Road to Fukuoka

While in town, I ran into a friend I hadn’t seen for several weeks. After we both said hi, his eyes became fixated on my face. They squinted, indicating something wasn’t right. After a couple seconds that felt like ten, he said,” You’re skin looks tight. Are your cheekbones larger?” A smile hit my face, and a sincere “thank you” left my mouth. Most wouldn’t take these blunt comments as a compliment, but with four weeks before my marathon in Japan, lean means fast.

For three months I’ve been amidst one hundred twenty mile weeks, workouts that would have made me cry in college, and the sleep schedule of the geriatric that are the predominant age group here in Blowing Rock. I’ve told Coach Rea multiple times that my legs have felt like shit, and his reply is something on the lines of, “marathon training is about putting crap in your legs.” Despite his lack of fatherly compassion, he has a point. It really isn’t much different than any other job. If you put in the work and push past the troubles, you’ll set yourself up for the best outcome.

At the age of 26, many would ask if it’s worth it. Is it worth telling your twenty-something friends,” nah, I can’t go to the concert, it’s almost 10 o’clock at night?” There are certain days, when my feet seem to drag and my conviction is about to crumble, that I might says it’s not.
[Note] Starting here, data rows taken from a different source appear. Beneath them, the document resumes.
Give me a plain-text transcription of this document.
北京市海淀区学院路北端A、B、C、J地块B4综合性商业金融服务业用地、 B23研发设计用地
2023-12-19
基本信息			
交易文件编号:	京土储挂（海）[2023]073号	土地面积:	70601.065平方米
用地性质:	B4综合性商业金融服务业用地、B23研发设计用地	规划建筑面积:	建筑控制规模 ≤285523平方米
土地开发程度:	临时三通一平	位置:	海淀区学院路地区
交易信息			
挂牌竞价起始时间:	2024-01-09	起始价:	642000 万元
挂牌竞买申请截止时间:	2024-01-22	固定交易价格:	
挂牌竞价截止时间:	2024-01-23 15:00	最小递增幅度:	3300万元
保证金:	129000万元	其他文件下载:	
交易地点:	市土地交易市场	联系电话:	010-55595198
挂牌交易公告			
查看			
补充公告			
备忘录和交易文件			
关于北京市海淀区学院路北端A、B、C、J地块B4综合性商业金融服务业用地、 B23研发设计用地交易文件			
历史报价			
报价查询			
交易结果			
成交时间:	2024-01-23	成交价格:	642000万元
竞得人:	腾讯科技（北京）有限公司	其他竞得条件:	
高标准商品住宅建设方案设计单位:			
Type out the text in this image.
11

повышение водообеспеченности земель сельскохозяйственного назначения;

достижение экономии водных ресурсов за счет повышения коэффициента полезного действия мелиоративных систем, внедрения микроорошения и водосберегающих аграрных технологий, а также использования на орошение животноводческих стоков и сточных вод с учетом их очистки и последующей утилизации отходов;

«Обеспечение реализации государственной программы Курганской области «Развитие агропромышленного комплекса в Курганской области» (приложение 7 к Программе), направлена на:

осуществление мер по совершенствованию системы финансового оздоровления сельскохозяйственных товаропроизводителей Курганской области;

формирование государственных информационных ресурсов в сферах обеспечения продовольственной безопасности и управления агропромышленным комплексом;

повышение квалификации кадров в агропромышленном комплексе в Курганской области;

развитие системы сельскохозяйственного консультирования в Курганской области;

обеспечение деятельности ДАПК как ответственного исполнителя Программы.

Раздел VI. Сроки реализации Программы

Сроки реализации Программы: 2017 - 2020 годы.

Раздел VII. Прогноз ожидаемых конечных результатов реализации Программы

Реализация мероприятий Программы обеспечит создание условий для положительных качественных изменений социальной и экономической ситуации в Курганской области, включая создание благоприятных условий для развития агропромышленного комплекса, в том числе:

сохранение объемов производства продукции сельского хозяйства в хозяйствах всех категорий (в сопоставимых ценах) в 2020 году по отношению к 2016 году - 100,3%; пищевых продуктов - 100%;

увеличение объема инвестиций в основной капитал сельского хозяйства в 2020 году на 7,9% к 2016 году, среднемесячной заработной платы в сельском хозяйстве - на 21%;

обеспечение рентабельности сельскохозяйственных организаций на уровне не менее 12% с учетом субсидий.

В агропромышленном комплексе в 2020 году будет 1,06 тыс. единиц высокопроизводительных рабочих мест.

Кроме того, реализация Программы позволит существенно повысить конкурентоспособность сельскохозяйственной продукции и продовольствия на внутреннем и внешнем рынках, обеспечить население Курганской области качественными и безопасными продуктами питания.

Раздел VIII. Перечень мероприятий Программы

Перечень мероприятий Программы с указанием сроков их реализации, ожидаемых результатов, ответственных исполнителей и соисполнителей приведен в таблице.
I ran a half-marathon this weekend. The goal was to run at marathon pace, which I did. It felt fantastic, and it gave me confidence that I have a shot at running my goal time of 2:12. Just the mere fact that hitting two, then colen, then 1, then 2, on my keyboard sends an excited tingle down my spine, tells me it’s worth it. It’s hard work, but it’s worth it. How rewarding is a goal if there isn’t any sacrifice?